El Dr. Cyrus Karas, académico de la Facultad de Ingeniería de la Usach, lidera una investigación Fondecyt Regular 2026 que estudiará registros del fondo marino frente a Chile y en el Pacífico ecuatorial para reconstruir cómo era el planeta hace 130 mil años, y así entregar pistas sobre los efectos futuros del cambio climático.
Hace 130.000 años, la Tierra se encontraba en una transición de calentamiento desde una era glacial hasta el inicio del Período Interglacial Eemiense. Mientras los neandertales recolonizaban el norte de Europa y el Homo sapiens exploraba rutas fuera del continente africano, el planeta albergaba una impresionante megafauna caracterizada por mamuts, mastodontes y tigres dientes de sable, en un período en que las temperaturas globales fueron más altas que las actuales y el nivel del mar superó en varios metros los niveles presentes.
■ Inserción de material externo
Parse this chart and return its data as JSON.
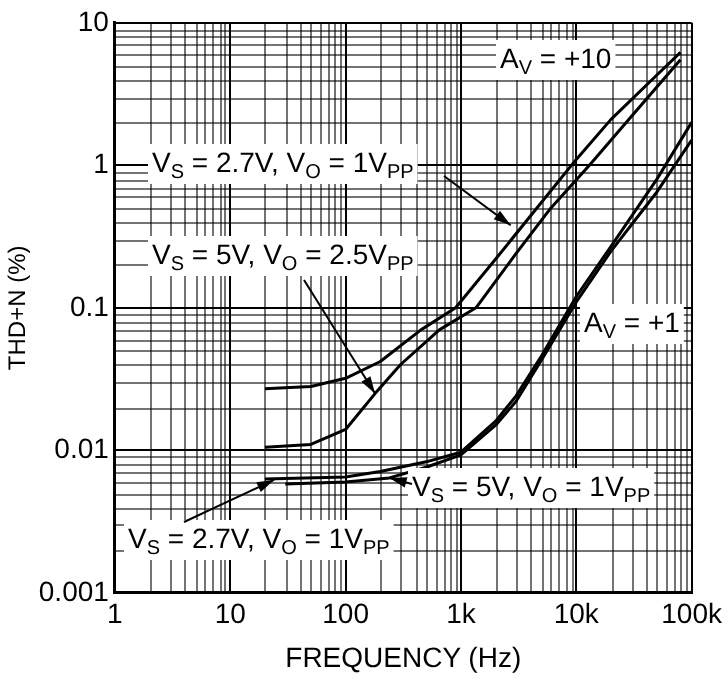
{
  "chart_data": {
    "type": "line",
    "xlabel": "FREQUENCY (Hz)",
    "ylabel": "THD+N (%)",
    "log": "xy",
    "grid": true,
    "legend": false,
    "marker": "none",
    "line_style": "solid",
    "xlim": [
      1,
      100000
    ],
    "ylim": [
      0.001,
      10
    ],
    "xticks": [
      1,
      10,
      100,
      {
        "value": 1000,
        "label": "1k"
      },
      {
        "value": 10000,
        "label": "10k"
      },
      {
        "value": 100000,
        "label": "100k"
      }
    ],
    "yticks": [
      0.001,
      0.01,
      0.1,
      1,
      10
    ],
    "series": [
      {
        "color": "#000000",
        "x": [
          20,
          50,
          100,
          200,
          450,
          900,
          2000,
          5000,
          10000,
          20000,
          50000,
          80000
        ],
        "values": [
          0.027,
          0.028,
          0.032,
          0.042,
          0.07,
          0.1,
          0.22,
          0.55,
          1.1,
          2.1,
          4.3,
          6.2
        ]
      },
      {
        "color": "#000000",
        "x": [
          20,
          50,
          100,
          180,
          300,
          650,
          1350,
          3000,
          6000,
          13000,
          30000,
          80000
        ],
        "values": [
          0.0105,
          0.011,
          0.014,
          0.025,
          0.04,
          0.07,
          0.1,
          0.24,
          0.5,
          1,
          2.2,
          5.5
        ]
      },
      {
        "color": "#000000",
        "x": [
          20,
          100,
          200,
          500,
          1000,
          2000,
          3000,
          5000,
          10000,
          20000,
          50000,
          100000
        ],
        "values": [
          0.0063,
          0.0065,
          0.0071,
          0.0083,
          0.0097,
          0.016,
          0.024,
          0.046,
          0.12,
          0.27,
          0.8,
          2
        ]
      },
      {
        "color": "#000000",
        "x": [
          30,
          100,
          240,
          500,
          1000,
          2000,
          3000,
          5000,
          10000,
          20000,
          50000,
          100000
        ],
        "values": [
          0.0058,
          0.006,
          0.0064,
          0.0076,
          0.0093,
          0.015,
          0.022,
          0.043,
          0.11,
          0.25,
          0.65,
          1.5
        ]
      }
    ],
    "annotations": [
      "A$_{V}$ = +10",
      {
        "text": "V$_{S}$ = 2.7V, V$_{O}$ = 1V$_{PP}$",
        "x": 2700,
        "y": 0.38
      },
      {
        "text": "V$_{S}$ = 5V, V$_{O}$ = 2.5V$_{PP}$",
        "x": 180,
        "y": 0.025
      },
      "A$_{V}$ = +1",
      {
        "text": "V$_{S}$ = 5V, V$_{O}$ = 1V$_{PP}$",
        "x": 240,
        "y": 0.0064
      },
      {
        "text": "V$_{S}$ = 2.7V, V$_{O}$ = 1V$_{PP}$",
        "x": 24,
        "y": 0.0062
      }
    ]
  }
}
¿Cómo era el clima durante ese período en el océano Pacífico sur y en Chile? ¿Qué procesos permitieron que el planeta alcanzara esas temperaturas? Y, sobre todo, ¿qué puede enseñarnos ese pasado sobre el futuro climático de la Tierra? Estas son algunas de las preguntas que busca responder el Dr. Cyrus Karas, académico Usach, a través de un proyecto Fondecyt Regular que estudiará registros del fondo marino frente a Chile y en el Pacífico ecuatorial oriental.
La investigación buscará reconstruir las condiciones oceánicas y atmosféricas de aquella época para comprender cómo respondieron los océanos, la circulación marina y tanto el clima regional como el global frente a un escenario de calentamiento similar al actual.
“Estamos estudiando una etapa importante del pasado en las que el planeta era incluso más cálido que hoy. Eso nos sirve como una ventana hacia el futuro, porque si encontramos condiciones parecidas a las que podríamos tener en las próximas décadas, podemos entender mejor cómo respondió el sistema climático y qué podría ocurrir”, señala el investigador.
Para ello, el equipo trabaja con testigos de sedimentos desde el fondo marino frente a la costa de Chile, extendiéndose hasta el Pacífico ecuatorial oriental, lo que constituye una trayectoria estratégica para estudiar la circulación oceánica del Pacífico.
“Chile está justamente en una zona de conexión de masas de agua entre las regiones polares y tropicales del Pacífico. Estas masas de agua se forman en el océano Austral, donde absorben CO2 de la atmósfera y luego viajan en profundidad hacia el norte y vuelven a aparecer en la superficie del Pacífico ecuatorial donde el océano libera CO2 a la atmósfera. Por eso es tan importante estudiar esta zona durante el calentamiento hacia el interglacial Eemiense, porque nos permite entender mejor cómo el océano transporta dióxido de carbono y cómo eso pudo influir en el cambio climático actual”, menciona el Dr. Karas.
A partir de testigos de sedimentos, el equipo analizará distintos indicadores geoquímicos y físicos capaces de reconstruir variables como la temperatura del océano, la salinidad, la circulación de las masas de agua y la concentración de dióxido de carbono durante esta importante transición climática.
Los resultados obtenidos serán posteriormente comparados e incorporados a modelos climáticos, con el fin de reconstruir el cambio climático durante uno de los períodos más cálidos de la historia reciente de la Tierra y evaluar el papel que desempeñó el océano en este.
El proyecto contempla una ejecución de cuatro años y cuenta con la colaboración de destacados centros de investigación internacionales, entre ellos el Instituto Alfred Wegener de Investigación Polar y Marina (AWI) y el GEOMAR Centro Helmholtz de Investigación Oceánica de Kiel, ambos en Alemania. Esta red de trabajo permitirá complementar los análisis realizados en Chile con técnicas geoquímicas especializadas para el estudio de sedimentos marinos, fortaleciendo la capacidad del equipo para reconstruir uno de los períodos más cálidos de la historia reciente de la Tierra y aportar nuevas evidencias para comprender el cambio climático actual.
“Chile es un laboratorio natural extraordinario para estudiar el océano y el clima. Tenemos una costa extensa y una ubicación privilegiada para investigar estos procesos, por lo que espero que este proyecto contribuya a generar conocimiento que nos permita comprender mejor cómo funciona el sistema climático y tomar decisiones más informadas frente a los cambios que vienen”, concluye el académico Usach.